幸運なことに学生時代に彼に出会った俺は、何かと気にかけてもらっていた。今では、軽口を通り越して憎まれ口をたたき合うことすらある。
「――しかし、意外な才能だったな」
梅見教授は俺から視線を逸らし、ドームシアターの天井を見上げる。
「君はひとりで研究に没頭するタイプだったから、こんなにもうまく解説員なんていう先生役をこなすとは思わなかったよ」
「なら、どうして最初にこの仕事を俺にもってきたんです?」
「君は星だけではなく、星座にまつわる話にも精通していたからな」
「……ああ、なるほど」
納得して、俺もドームシアターの天井を見上げ、先ほどまでそこに投影されていた星座を思い浮かべる。

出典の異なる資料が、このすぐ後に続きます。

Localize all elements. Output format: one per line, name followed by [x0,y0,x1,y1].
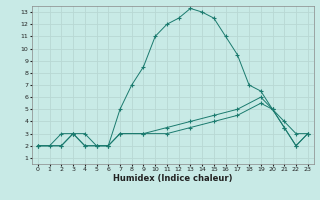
X-axis label: Humidex (Indice chaleur): Humidex (Indice chaleur) [113,174,233,183]
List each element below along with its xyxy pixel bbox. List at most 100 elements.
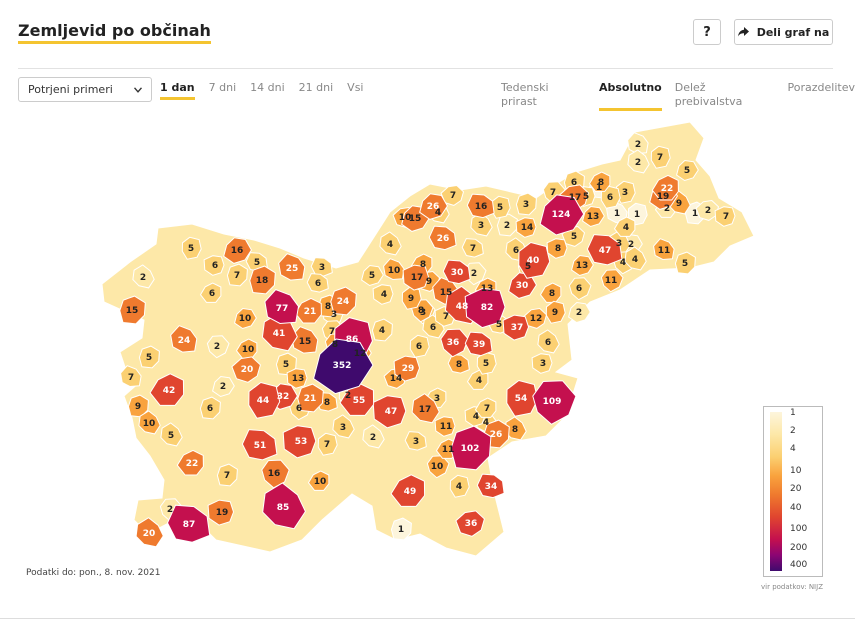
municipality-region[interactable] [695, 199, 720, 221]
municipality-region[interactable] [464, 331, 493, 357]
municipality-region[interactable] [442, 259, 471, 285]
municipality-region[interactable] [476, 351, 497, 375]
tab-21-dni[interactable]: 21 dni [298, 81, 334, 94]
municipality-region[interactable] [402, 264, 430, 291]
municipality-region[interactable] [419, 193, 448, 220]
municipality-region[interactable] [568, 301, 591, 324]
municipality-region[interactable] [653, 238, 675, 261]
municipality-region[interactable] [537, 329, 560, 354]
municipality-region[interactable] [627, 149, 650, 174]
tab-delez-prebivalstva[interactable]: Delež prebivalstva [674, 81, 743, 108]
municipality-region[interactable] [241, 429, 278, 461]
municipality-region[interactable] [515, 192, 537, 216]
municipality-region[interactable] [674, 251, 696, 275]
municipality-region[interactable] [447, 354, 470, 374]
tab-1-dan[interactable]: 1 dan [160, 81, 195, 100]
municipality-region[interactable] [181, 236, 202, 260]
municipality-region[interactable] [426, 455, 450, 479]
municipality-region[interactable] [306, 273, 329, 293]
municipality-region[interactable] [282, 425, 317, 459]
municipality-region[interactable] [297, 383, 324, 413]
municipality-region[interactable] [119, 295, 146, 325]
municipality-region[interactable] [474, 397, 497, 418]
municipality-region[interactable] [470, 212, 493, 237]
tab-7-dni[interactable]: 7 dni [208, 81, 237, 94]
municipality-region[interactable] [531, 353, 553, 374]
municipality-region[interactable] [223, 237, 252, 264]
municipality-region[interactable] [332, 414, 355, 439]
municipality-region[interactable] [120, 365, 142, 388]
municipality-region[interactable] [390, 517, 412, 541]
share-button[interactable]: Deli graf na [734, 19, 833, 45]
municipality-region[interactable] [518, 241, 551, 279]
municipality-region[interactable] [506, 379, 539, 417]
municipality-region[interactable] [132, 264, 155, 289]
municipality-region[interactable] [199, 282, 222, 303]
municipality-region[interactable] [176, 449, 204, 476]
municipality-region[interactable] [361, 264, 384, 287]
municipality-region[interactable] [264, 289, 300, 325]
municipality-region[interactable] [450, 425, 492, 471]
municipality-region[interactable] [476, 473, 505, 499]
municipality-region[interactable] [651, 174, 679, 201]
municipality-region[interactable] [248, 381, 281, 419]
municipality-region[interactable] [714, 206, 736, 227]
municipality-region[interactable] [404, 431, 427, 451]
municipality-region[interactable] [588, 171, 611, 192]
municipality-region[interactable] [261, 459, 290, 489]
municipality-region[interactable] [676, 159, 699, 182]
municipality-region[interactable] [466, 193, 495, 219]
municipality-region[interactable] [624, 246, 647, 271]
municipality-region[interactable] [613, 216, 636, 237]
municipality-region[interactable] [464, 287, 506, 329]
municipality-region[interactable] [160, 422, 183, 447]
help-button[interactable]: ? [693, 19, 721, 45]
municipality-region[interactable] [428, 225, 457, 251]
municipality-region[interactable] [212, 375, 235, 398]
municipality-region[interactable] [249, 265, 276, 295]
municipality-region[interactable] [234, 307, 257, 330]
municipality-region[interactable] [286, 368, 308, 389]
municipality-region[interactable] [449, 474, 470, 498]
tab-14-dni[interactable]: 14 dni [250, 81, 285, 94]
municipality-region[interactable] [262, 482, 306, 530]
municipality-region[interactable] [170, 325, 198, 353]
municipality-region[interactable] [434, 416, 456, 437]
municipality-region[interactable] [127, 394, 149, 418]
municipality-region[interactable] [532, 380, 577, 425]
municipality-region[interactable] [600, 269, 624, 293]
municipality-region[interactable] [539, 194, 585, 236]
municipality-region[interactable] [600, 185, 621, 209]
municipality-region[interactable] [203, 255, 225, 276]
municipality-region[interactable] [371, 318, 393, 342]
municipality-region[interactable] [199, 396, 221, 420]
municipality-region[interactable] [206, 335, 230, 359]
municipality-region[interactable] [440, 184, 465, 206]
municipality-region[interactable] [582, 205, 605, 228]
municipality-region[interactable] [650, 145, 671, 169]
municipality-region[interactable] [379, 231, 402, 256]
municipality-region[interactable] [455, 510, 485, 537]
municipality-region[interactable] [135, 517, 164, 548]
municipality-region[interactable] [226, 263, 248, 287]
municipality-region[interactable] [149, 373, 185, 406]
municipality-region[interactable] [461, 238, 484, 258]
municipality-region[interactable] [207, 499, 235, 526]
metric-select[interactable]: Potrjeni primeri [18, 77, 152, 102]
municipality-region[interactable] [138, 410, 161, 435]
municipality-region[interactable] [362, 424, 385, 449]
municipality-region[interactable] [231, 356, 261, 383]
municipality-region[interactable] [383, 258, 405, 281]
municipality-region[interactable] [502, 314, 530, 341]
municipality-region[interactable] [411, 393, 440, 424]
municipality-region[interactable] [515, 217, 537, 238]
municipality-region[interactable] [568, 277, 592, 301]
municipality-region[interactable] [291, 326, 319, 354]
municipality-region[interactable] [571, 254, 594, 277]
municipality-region[interactable] [390, 474, 426, 507]
tab-vsi[interactable]: Vsi [347, 81, 364, 94]
municipality-region[interactable] [317, 432, 338, 456]
municipality-region[interactable] [508, 272, 537, 299]
municipality-region[interactable] [523, 307, 548, 329]
municipality-region[interactable] [330, 286, 357, 316]
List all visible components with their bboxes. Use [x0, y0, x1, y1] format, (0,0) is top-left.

「興味深い話が多かったので、つい追いかけてしまって」
「ほとんどギリシャ神話だろう?」
「ええ、しかも主神ゼウス絡みですね。だからこそ、興味を惹かれたのでしょう」
「――『だから』?」
梅見教授は怪訝そうな声を上げた。彼は俺の境遇を知っているからこそ、不思議に思ったのだろう。ギリシャ神話――特にゼウスは恋多き神であり、恋を優先するあまり、時に彼の妻や子どもに対して辛辣だ。
「神様ですら、愛を求めて必死なんだな――と」
天井から視線を戻すと、ちょうど視線を下げた梅見教授と目が合った。
「――君は、今、幸せか?」
射貫くようにまっすぐ目を覗き込みながら、梅見教授が尋ねてくる。
「……ええ、とても」
俺はゆっくりとうなずいた。今の家族や彼女のことを思うと、自然と笑みがこぼれる。
「――そうか」
そんな俺を見て、梅見教授も大きく息をつきながらうなずいた。
「なら、よかった。で? 今日、これから何か予定はあるのかな? ないのなら、食事にでも誘いたいところだが――」
「お気持ちだけで。誕生日なので、家族が祝ってくれるんです」
俺の言葉に、梅見教授は目を細めて何度もうなずいた。
「そうだろうな。うんうん、よかった」
誘いを断ったというのに、教授はとても嬉しそうな顔をしている。それがありがたくも照れくさい。
「あの――」
気恥ずかしさに耐えかねて口を開いた時だった。
俺のスマホが震えて着信を告げる。
ポケットから取り出すと、彼女からのメッセージが入っていた。
「うん? ご家族からかな?」
「ええ。お祝いの準備ができたから早く帰ってきてほしい、と」
「そうか、なら足止めしては申し訳ないな。早く帰ってあげなさい」
梅見教授は俺の肩をバンバンと勢いよく叩き、きびすを返す。
「――ああ、そうそう」
と、何かを思いだしたのか足を止め、梅見教授は俺を振り返る。
「そのにやけ面の惚気話は、後日、一足遅れの誕生日会を兼ねて聞かせてくれるかな?」
「……!」
梅見教授はにやっと笑う。お節介かつ聡明な彼には何もかもお見通しらしい。
「――ええ。今日のお詫びを兼ねて必ず」
うなずいて答えると、彼も満足そうにうなずいた。
幸せだと思った。
彼女が、家族が、気の置けない人が、こうして俺を気遣い、誕生日を祝ってくれる。
かつての俺に教えてあげたい。
大丈夫、君の未来は温かく輝いているよ――と。